Tarihsel Süreçte Halk Hareketleri Ve İnsanlığın Gelişiminde Oynadığı Rol

0
435

Halk Hareketinin Tanımı, Oluşumu ve Rolü

Halkın kitlesel mücadelesi kendine has özellikleri olan bir mücadeledir. Tarih içinde halkların, insan topluluklarının hep başvurdukları bir mücadele gerçekliğidir. İnsanlığın gelişimi, bir mücadeleyi içeriyor. Bu gelişme doğaya karşı mücadeleyle, kendi içersindeki ekonomik, sosyal, siyasal ve askeri mücadelelerle günümüzdeki düzeyine ulaşmış bulunuyor. Bu öyle kendiliğinden oluşan bir gelişme değildir. İnsanın doğaya karşı mücadelesinin kuralları ve yasaları vardır. Bir de kendi iç mücadelesinin kuralları ve yasaları bulunmaktadır. Esasında toplumsal gelişmenin yasaları, bu gelişmeyi yaratan mücadelenin yasalarıdır. Bu mücadele çeşitlilik arz ediyor ve yaşamın bütün alanlarını içeriyor. Ekonomik mücadeleler, sosyal ve kültürel mücadeleler vardır. Siyasal ve askeri mücadeleler vardır. Yine sorunların başka yöntemlerle çözülemediği durumlarda, en keskin ve en çözümleyici mücadele biçimi olarak devreye giren savaş vardır. Tarih boyunca insanlık günümüze kadar kendi içinde böyle çok zengin mücadele biçimlerini yaşadı. Bunun içersinde savaşı da yaşadı. Kendi ekonomik ve sosyal gelişimini bir de bu mücadele yöntemleri, tarzı, biçimleri, stratejisi ve taktiğindeki, yine onun örgütlenmesindeki gelişme olarak yaşadı. Siyaset, siyasal güç, siyasetin yöntemleri ve araçları gelişti.

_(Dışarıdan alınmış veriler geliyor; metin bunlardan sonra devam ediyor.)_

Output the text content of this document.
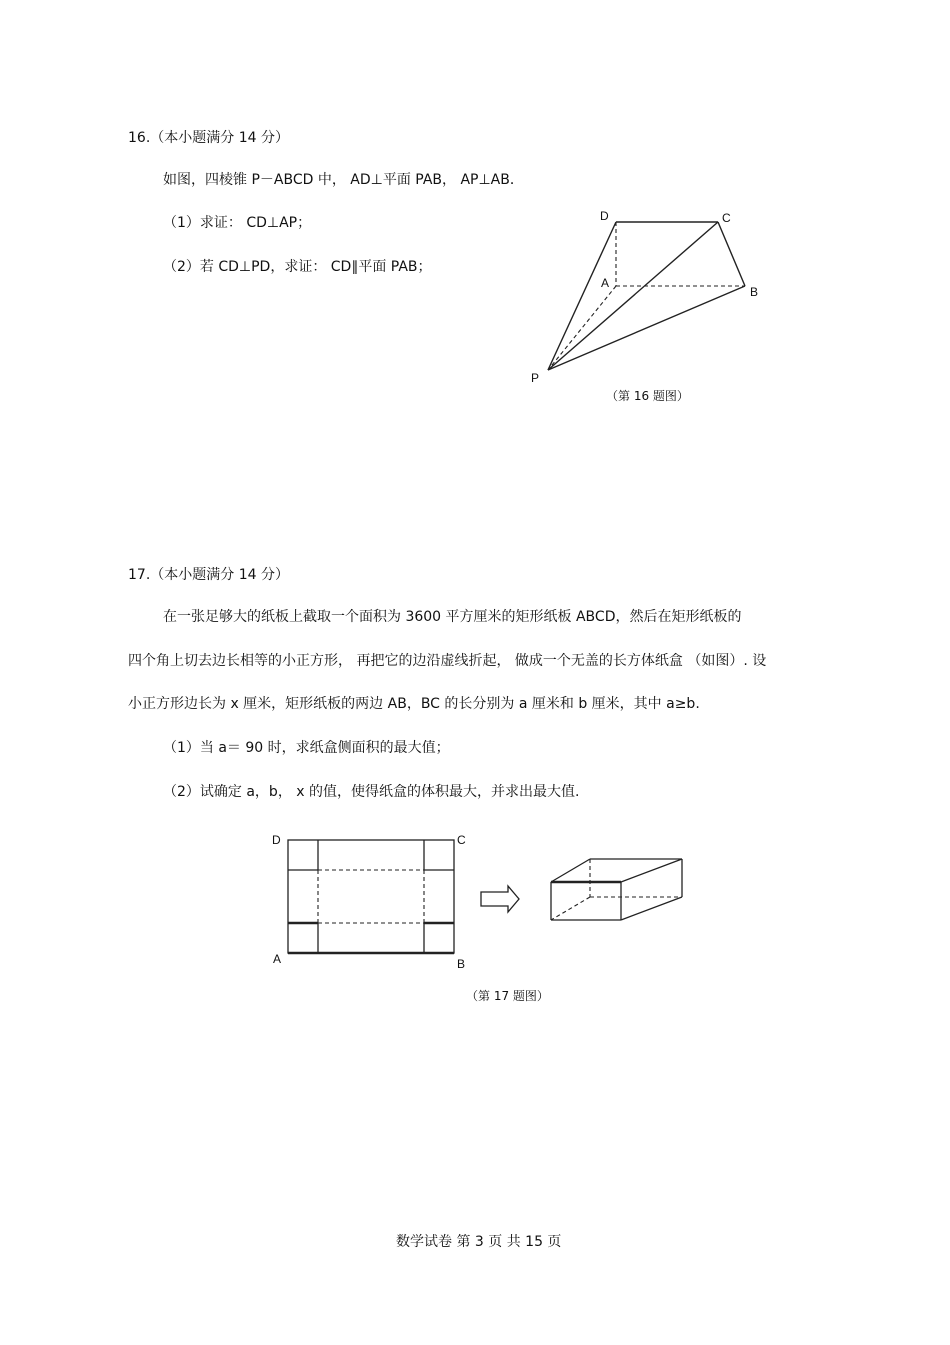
16.（本小题满分 14 分）
如图，四棱锥 P－ABCD 中， AD⊥平面 PAB， AP⊥AB．
（1）求证： CD⊥AP；
（2）若 CD⊥PD，求证： CD∥平面 PAB；
D	C
A
B
P
（第 16 题图）
17.（本小题满分 14 分）
在一张足够大的纸板上截取一个面积为 3600 平方厘米的矩形纸板 ABCD，然后在矩形纸板的
四个角上切去边长相等的小正方形， 再把它的边沿虚线折起， 做成一个无盖的长方体纸盒 （如图）. 设
小正方形边长为 x 厘米，矩形纸板的两边 AB，BC 的长分别为 a 厘米和 b 厘米，其中 a≥b.
（1）当 a＝ 90 时，求纸盒侧面积的最大值；
（2）试确定 a，b， x 的值，使得纸盒的体积最大，并求出最大值.
D	C
A	B
（第 17 题图）
数学试卷 第 3 页 共 15 页
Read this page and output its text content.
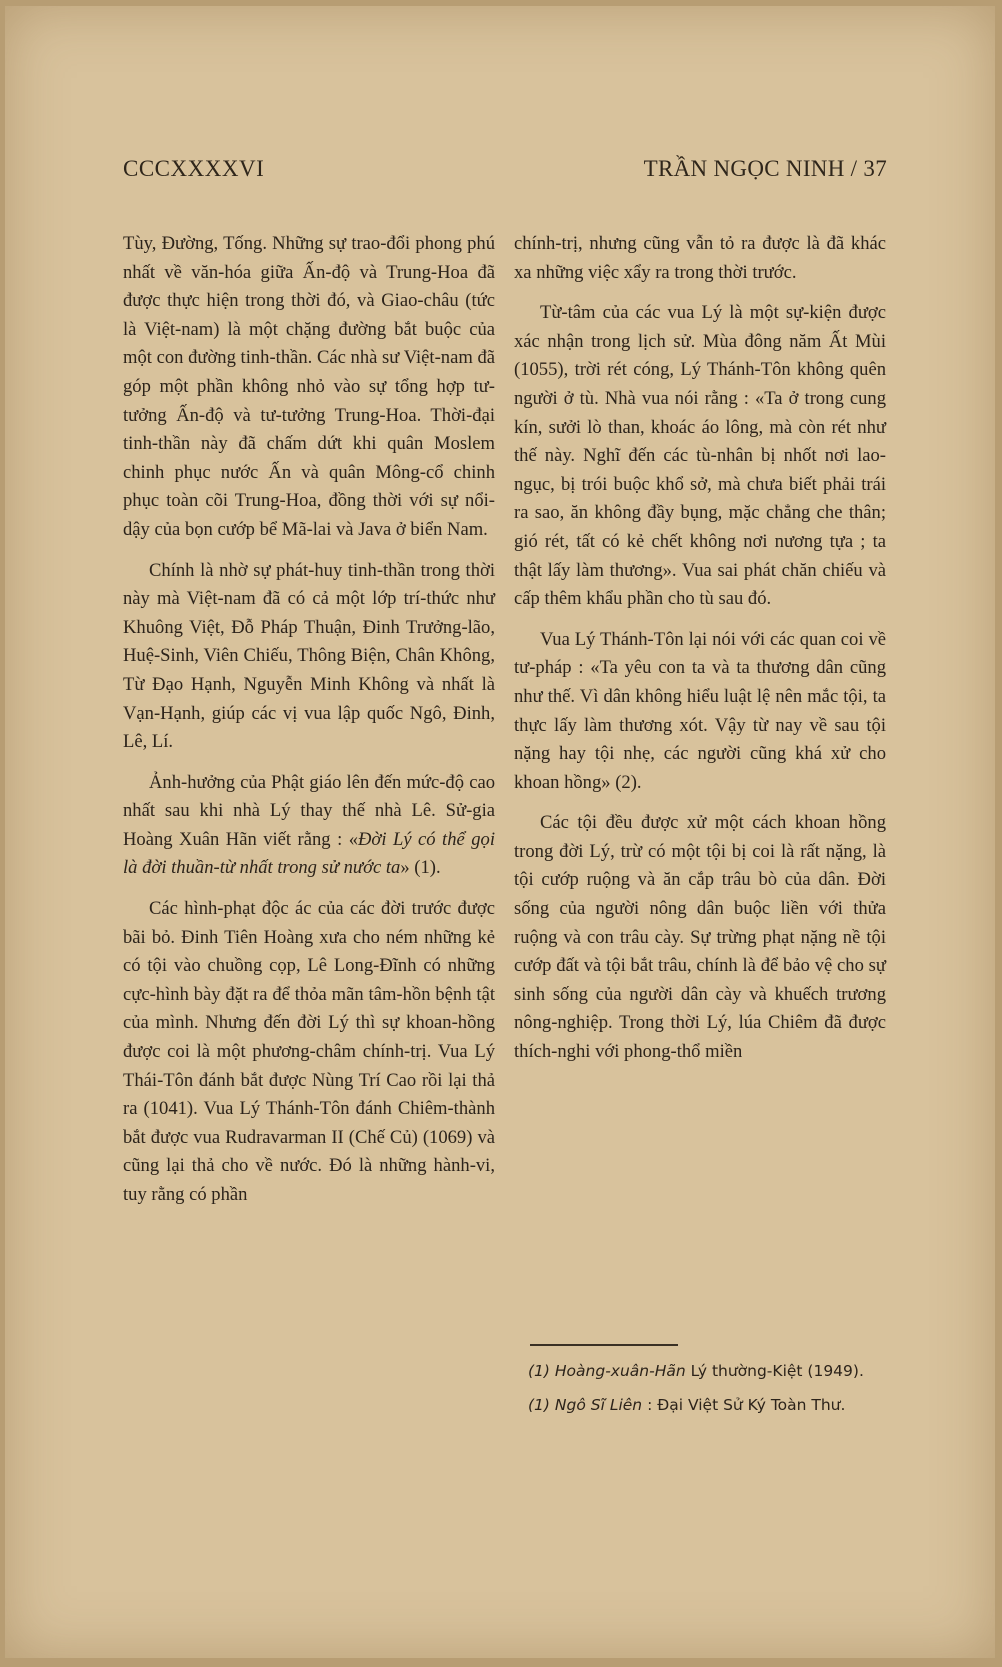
CCCXXXXVI	TRẦN NGỌC NINH / 37

Tùy, Đường, Tống. Những sự trao-đổi phong phú nhất về văn-hóa giữa Ấn-độ và Trung-Hoa đã được thực hiện trong thời đó, và Giao-châu (tức là Việt-nam) là một chặng đường bắt buộc của một con đường tinh-thần. Các nhà sư Việt-nam đã góp một phần không nhỏ vào sự tổng hợp tư-tưởng Ấn-độ và tư-tưởng Trung-Hoa. Thời-đại tinh-thần này đã chấm dứt khi quân Moslem chinh phục nước Ấn và quân Mông-cổ chinh phục toàn cõi Trung-Hoa, đồng thời với sự nổi-dậy của bọn cướp bể Mã-lai và Java ở biển Nam.

Chính là nhờ sự phát-huy tinh-thần trong thời này mà Việt-nam đã có cả một lớp trí-thức như Khuông Việt, Đỗ Pháp Thuận, Đinh Trưởng-lão, Huệ-Sinh, Viên Chiếu, Thông Biện, Chân Không, Từ Đạo Hạnh, Nguyễn Minh Không và nhất là Vạn-Hạnh, giúp các vị vua lập quốc Ngô, Đinh, Lê, Lí.

Ảnh-hưởng của Phật giáo lên đến mức-độ cao nhất sau khi nhà Lý thay thế nhà Lê. Sử-gia Hoàng Xuân Hãn viết rằng : «Đời Lý có thể gọi là đời thuần-từ nhất trong sử nước ta» (1).

Các hình-phạt độc ác của các đời trước được bãi bỏ. Đinh Tiên Hoàng xưa cho ném những kẻ có tội vào chuồng cọp, Lê Long-Đĩnh có những cực-hình bày đặt ra để thỏa mãn tâm-hồn bệnh tật của mình. Nhưng đến đời Lý thì sự khoan-hồng được coi là một phương-châm chính-trị. Vua Lý Thái-Tôn đánh bắt được Nùng Trí Cao rồi lại thả ra (1041). Vua Lý Thánh-Tôn đánh Chiêm-thành bắt được vua Rudravarman II (Chế Củ) (1069) và cũng lại thả cho về nước. Đó là những hành-vi, tuy rằng có phần

chính-trị, nhưng cũng vẫn tỏ ra được là đã khác xa những việc xẩy ra trong thời trước.

Từ-tâm của các vua Lý là một sự-kiện được xác nhận trong lịch sử. Mùa đông năm Ất Mùi (1055), trời rét cóng, Lý Thánh-Tôn không quên người ở tù. Nhà vua nói rằng : «Ta ở trong cung kín, sưởi lò than, khoác áo lông, mà còn rét như thế này. Nghĩ đến các tù-nhân bị nhốt nơi lao-ngục, bị trói buộc khổ sở, mà chưa biết phải trái ra sao, ăn không đầy bụng, mặc chẳng che thân; gió rét, tất có kẻ chết không nơi nương tựa ; ta thật lấy làm thương». Vua sai phát chăn chiếu và cấp thêm khẩu phần cho tù sau đó.

Vua Lý Thánh-Tôn lại nói với các quan coi về tư-pháp : «Ta yêu con ta và ta thương dân cũng như thế. Vì dân không hiểu luật lệ nên mắc tội, ta thực lấy làm thương xót. Vậy từ nay về sau tội nặng hay tội nhẹ, các người cũng khá xử cho khoan hồng» (2).

Các tội đều được xử một cách khoan hồng trong đời Lý, trừ có một tội bị coi là rất nặng, là tội cướp ruộng và ăn cắp trâu bò của dân. Đời sống của người nông dân buộc liền với thửa ruộng và con trâu cày. Sự trừng phạt nặng nề tội cướp đất và tội bắt trâu, chính là để bảo vệ cho sự sinh sống của người dân cày và khuếch trương nông-nghiệp. Trong thời Lý, lúa Chiêm đã được thích-nghi với phong-thổ miền

(1) Hoàng-xuân-Hãn Lý thường-Kiệt (1949).

(1) Ngô Sĩ Liên : Đại Việt Sử Ký Toàn Thư.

Örneğin askerlik örgütlenmesi, araç ve gereçleriyle en basit bir sopadan başlayarak nükleer silahlara ve onları kullanan dev ordulara kadar gelişti. Toplumsal gelişmenin bu yönleri de vardır. Uygarlık tarihi tüm bu gelişmelerin tarihi oluyor. Bütün bu gelişmeler mücadele bilimini geliştirdi. Değişik mücadele biçimlerinin kendi iç kurallarının bilimini geliştirdi. Strateji bilimi gelişti, taktik bilimi gelişti. Her mücadele biçiminin kendi stratejisi ve taktiğini yetkinleştirmesi ekonomik ve toplumsal gelişmeye yol açtı. Yine savaşım araçlarındaki gelişime bağlı olarak strateji ve taktik biliminin gelişmesi yaşandı. Böyle bir bilimsel gelişme, mücadele biliminin gelişimi vardır. Kitle mücadelesi bakımından da böyle bir gelişmeyi görmek gerekir. Başlangıçta kitlenin eylemi daha çok kendiliğindenliği, bilinçsizliği içeriyor; daha örgütsüz, fazla tecrübeye, dolayısıyla bilince ve örgütlülüğe dayanmayan biçimlerde gelişiyor.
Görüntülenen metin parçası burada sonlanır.